Brand reliability is “the brand’s overall ability to meet the
customer’s expectations repeatedly over time or over repeated
brand purchase occasions”.
These concepts are new to
considerations of brand equity, the researchers note.
“Knowledge-based trust and confidence in the brand’s management
practice may be an important ingredient for a successful hotel
brand”, they emphasise. Equally important is assurance that the
brand experience is consistent. A reliable brand will build into
“commitment-like loyalty”, whereas inconsistency is likely to
prompt “customer defection”.
The hotel consumer survey
results confirmed the importance of management trust and brand
reliability, suggesting that they may exert an even stronger
impact on brand loyalty than brand awareness, image or perceived
quality.

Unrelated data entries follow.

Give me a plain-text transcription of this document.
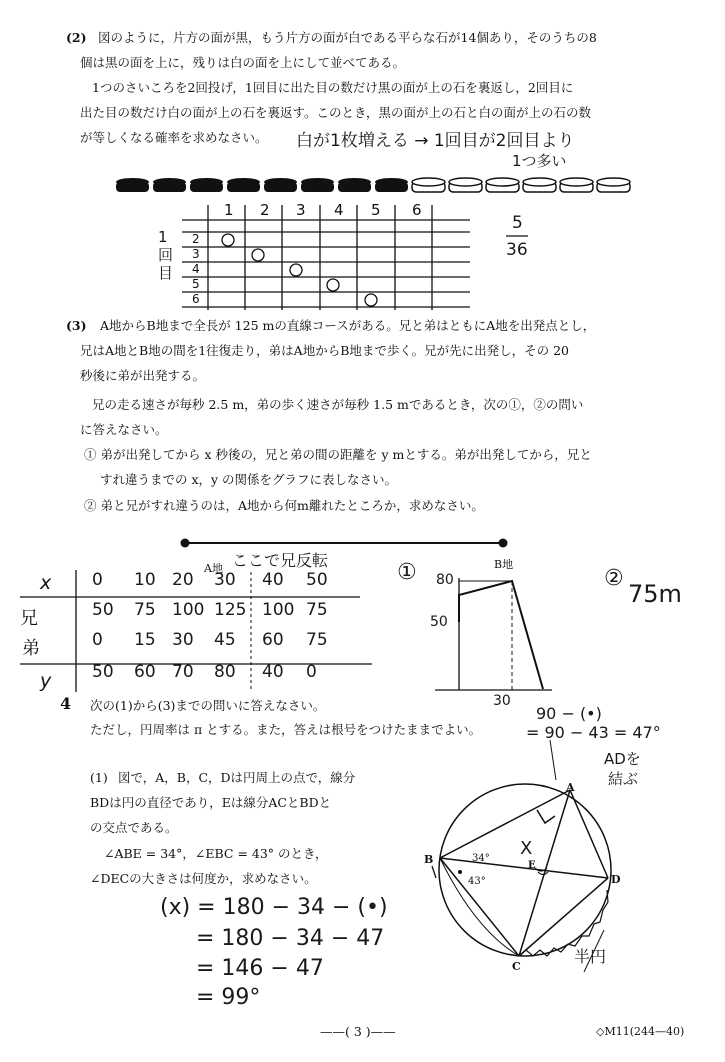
(2) 図のように，片方の面が黒，もう片方の面が白である平らな石が14個あり，そのうちの8
個は黒の面を上に，残りは白の面を上にして並べてある。
1つのさいころを2回投げ，1回目に出た目の数だけ黒の面が上の石を裏返し，2回目に
出た目の数だけ白の面が上の石を裏返す。このとき，黒の面が上の石と白の面が上の石の数
が等しくなる確率を求めなさい。 白が1枚増える → 1回目が2回目より
1つ多い
1 2 3 4 5 6
2
3
4
5
6
1回目
5
36
(3) A地からB地まで全長が 125 mの直線コースがある。兄と弟はともにA地を出発点とし，
兄はA地とB地の間を1往復走り，弟はA地からB地まで歩く。兄が先に出発し，その 20
秒後に弟が出発する。
兄の走る速さが毎秒 2.5 m，弟の歩く速さが毎秒 1.5 mであるとき，次の①，②の問い
に答えなさい。
① 弟が出発してから x 秒後の，兄と弟の間の距離を y mとする。弟が出発してから，兄と
すれ違うまでの x，y の関係をグラフに表しなさい。
② 弟と兄がすれ違うのは，A地から何m離れたところか，求めなさい。
A地	B地
ここで兄反転
x
兄
弟
y
0 10 20 30 40 50
50 75 100 125 100 75
0 15 30 45 60 75
50 60 70 80 40 0
① 80
50
30
②
75m
4 次の(1)から(3)までの問いに答えなさい。
ただし，円周率は π とする。また，答えは根号をつけたままでよい。
90 − (•)
= 90 − 43 = 47°
ADを
結ぶ
(1) 図で，A，B，C，Dは円周上の点で，線分
BDは円の直径であり，Eは線分ACとBDと
の交点である。
∠ABE = 34°，∠EBC = 43° のとき，
∠DECの大きさは何度か，求めなさい。
(x) = 180 − 34 − (•)
= 180 − 34 − 47
= 146 − 47
= 99°
A
B
C
D
E
34°
43°
X
半円
——( 3 )——	◇M11(244—40)
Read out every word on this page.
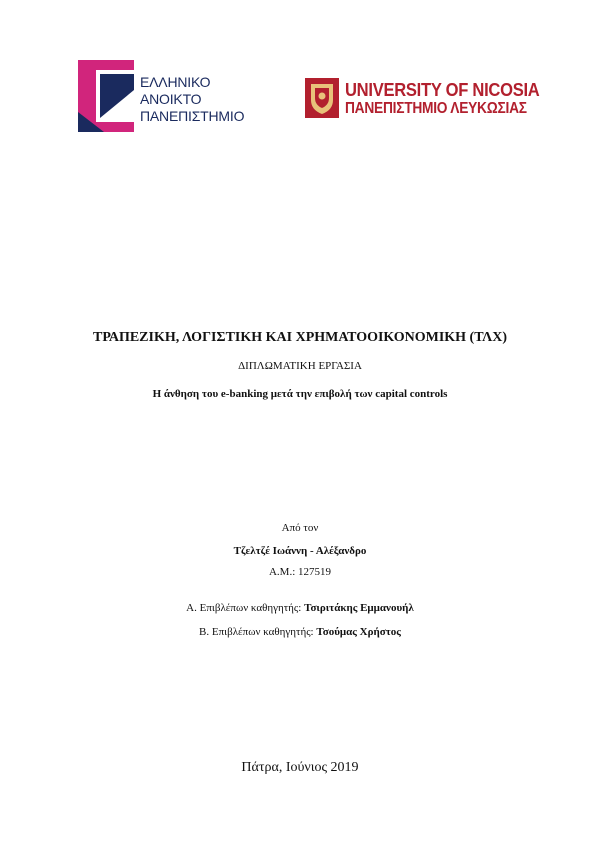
ΕΛΛΗΝΙΚΟ
ΑΝΟΙΚΤΟ
ΠΑΝΕΠΙΣΤΗΜΙΟ
UNIVERSITY OF NICOSIA
ΠΑΝΕΠΙΣΤΗΜΙΟ ΛΕΥΚΩΣΙΑΣ
ΤΡΑΠΕΖΙΚΗ, ΛΟΓΙΣΤΙΚΗ ΚΑΙ ΧΡΗΜΑΤΟΟΙΚΟΝΟΜΙΚΗ (ΤΛΧ)
ΔΙΠΛΩΜΑΤΙΚΗ ΕΡΓΑΣΙΑ
Η άνθηση του e-banking μετά την επιβολή των capital controls
Από τον
Τζελτζέ Ιωάννη - Αλέξανδρο
Α.Μ.: 127519
Α. Επιβλέπων καθηγητής: Τσιριτάκης Εμμανουήλ
Β. Επιβλέπων καθηγητής: Τσούμας Χρήστος
Πάτρα, Ιούνιος 2019
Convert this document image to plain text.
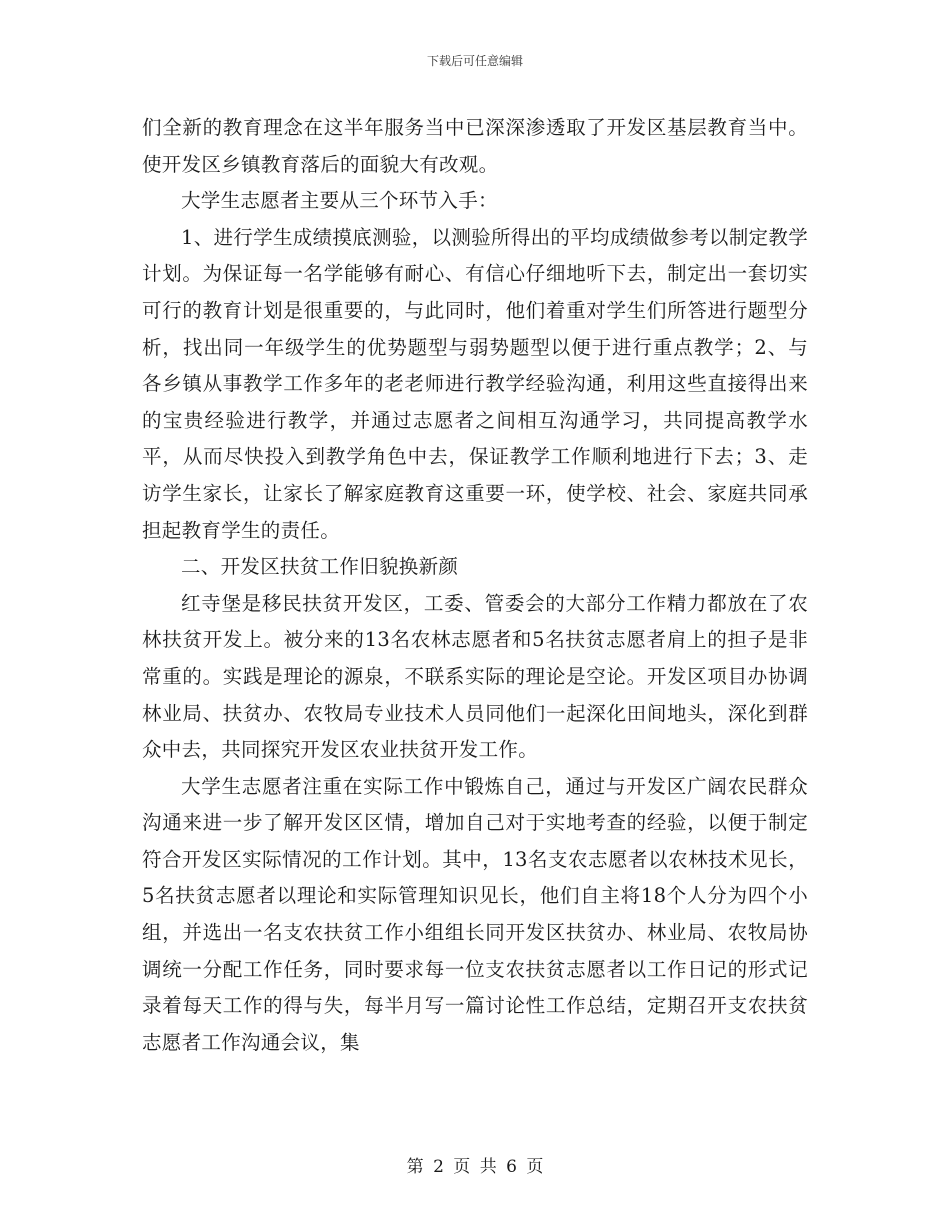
下载后可任意编辑

们全新的教育理念在这半年服务当中已深深渗透取了开发区基层教育当中。使开发区乡镇教育落后的面貌大有改观。

大学生志愿者主要从三个环节入手：

1、进行学生成绩摸底测验，以测验所得出的平均成绩做参考以制定教学计划。为保证每一名学能够有耐心、有信心仔细地听下去，制定出一套切实可行的教育计划是很重要的，与此同时，他们着重对学生们所答进行题型分析，找出同一年级学生的优势题型与弱势题型以便于进行重点教学；2、与各乡镇从事教学工作多年的老老师进行教学经验沟通，利用这些直接得出来的宝贵经验进行教学，并通过志愿者之间相互沟通学习，共同提高教学水平，从而尽快投入到教学角色中去，保证教学工作顺利地进行下去；3、走访学生家长，让家长了解家庭教育这重要一环，使学校、社会、家庭共同承担起教育学生的责任。

二、开发区扶贫工作旧貌换新颜

红寺堡是移民扶贫开发区，工委、管委会的大部分工作精力都放在了农林扶贫开发上。被分来的13名农林志愿者和5名扶贫志愿者肩上的担子是非常重的。实践是理论的源泉，不联系实际的理论是空论。开发区项目办协调林业局、扶贫办、农牧局专业技术人员同他们一起深化田间地头，深化到群众中去，共同探究开发区农业扶贫开发工作。

大学生志愿者注重在实际工作中锻炼自己，通过与开发区广阔农民群众沟通来进一步了解开发区区情，增加自己对于实地考查的经验，以便于制定符合开发区实际情况的工作计划。其中，13名支农志愿者以农林技术见长，5名扶贫志愿者以理论和实际管理知识见长，他们自主将18个人分为四个小组，并选出一名支农扶贫工作小组组长同开发区扶贫办、林业局、农牧局协调统一分配工作任务，同时要求每一位支农扶贫志愿者以工作日记的形式记录着每天工作的得与失，每半月写一篇讨论性工作总结，定期召开支农扶贫志愿者工作沟通会议，集

第 2 页 共 6 页
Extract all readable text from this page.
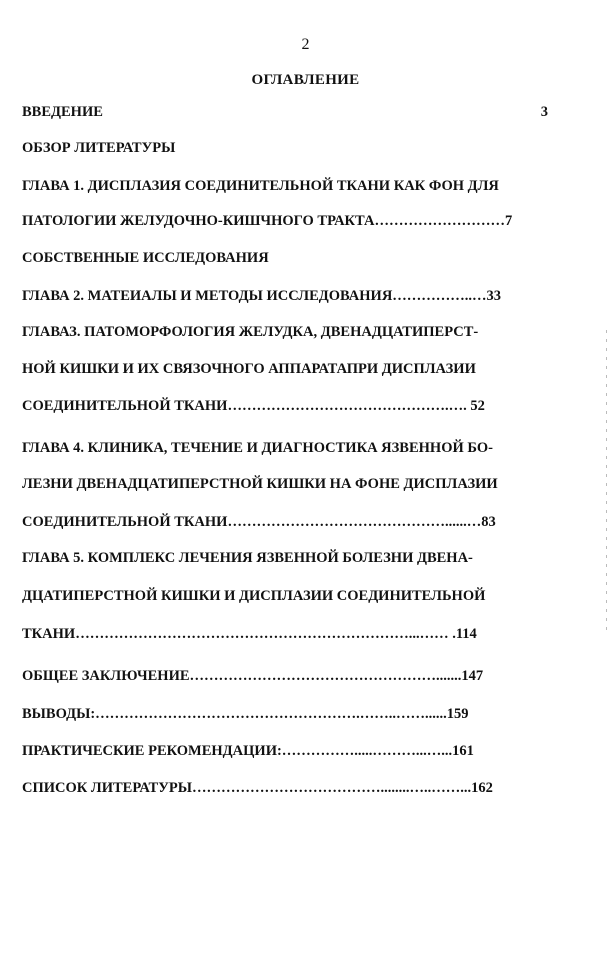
2
ОГЛАВЛЕНИЕ
ВВЕДЕНИЕ	3
ОБЗОР ЛИТЕРАТУРЫ
ГЛАВА 1. ДИСПЛАЗИЯ СОЕДИНИТЕЛЬНОЙ ТКАНИ КАК ФОН ДЛЯ
ПАТОЛОГИИ ЖЕЛУДОЧНО-КИШЧНОГО ТРАКТА………………………7
СОБСТВЕННЫЕ ИССЛЕДОВАНИЯ
ГЛАВА 2. МАТЕИАЛЫ И МЕТОДЫ ИССЛЕДОВАНИЯ……………..…33
ГЛАВАЗ. ПАТОМОРФОЛОГИЯ ЖЕЛУДКА, ДВЕНАДЦАТИПЕРСТ-
НОЙ КИШКИ И ИХ СВЯЗОЧНОГО АППАРАТАПРИ ДИСПЛАЗИИ
СОЕДИНИТЕЛЬНОЙ ТКАНИ……………………………………….…. 52
ГЛАВА 4. КЛИНИКА, ТЕЧЕНИЕ И ДИАГНОСТИКА ЯЗВЕННОЙ БО-
ЛЕЗНИ ДВЕНАДЦАТИПЕРСТНОЙ КИШКИ НА ФОНЕ ДИСПЛАЗИИ
СОЕДИНИТЕЛЬНОЙ ТКАНИ………………………………………......…83
ГЛАВА 5. КОМПЛЕКС ЛЕЧЕНИЯ ЯЗВЕННОЙ БОЛЕЗНИ ДВЕНА-
ДЦАТИПЕРСТНОЙ КИШКИ И ДИСПЛАЗИИ СОЕДИНИТЕЛЬНОЙ
ТКАНИ……………………………………………………………...…… .114
ОБЩЕЕ ЗАКЛЮЧЕНИЕ…………………………………………….......147
ВЫВОДЫ:……………………………………………….……..……......159
ПРАКТИЧЕСКИЕ РЕКОМЕНДАЦИИ:…………….....………...…...161
СПИСОК ЛИТЕРАТУРЫ…………………………………........…..……...162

The researchers suggest that hotel operators include
aspects of both in assessing their brand equity efforts: “future
lodging branding and marketing efforts in a global marketplace
need to emphasise the company’s trustworthy management practices
and ability to deliver product and services consistently.”
The researchers suggest that one practical way of doing so
would be to increase the visibility of management staff in the service process “to strengthen the customer’s positive perceptions
of direct access to the hotel’s management”.
Consistent service
delivery requires effective coordination between management and
service staff and a “shared understanding of customer needs”.
Furthermore, customers also need to perceive that management feels
and can be held accountable for any service failures.
Such
reactions held true across gender, brand familiarity and country
of origin for the hotel guests surveyed, suggesting that they are
representative of a broad range of travellers staying in both
domestic and international upscale hotels in China.
By
considering the essential building blocks of brand equity – brand
loyalty, brand awareness, brand image and perceived quality –
alongside the newly identified dimensions of customer trust in
management and brand reliability, the researchers offer insights
into how luxury hotel managers can build and measure brand equity.
Managers will find an understanding of the dimensions identified
critical to their success in today’s increasingly globalised,
competitive hotel market, both in China and beyond.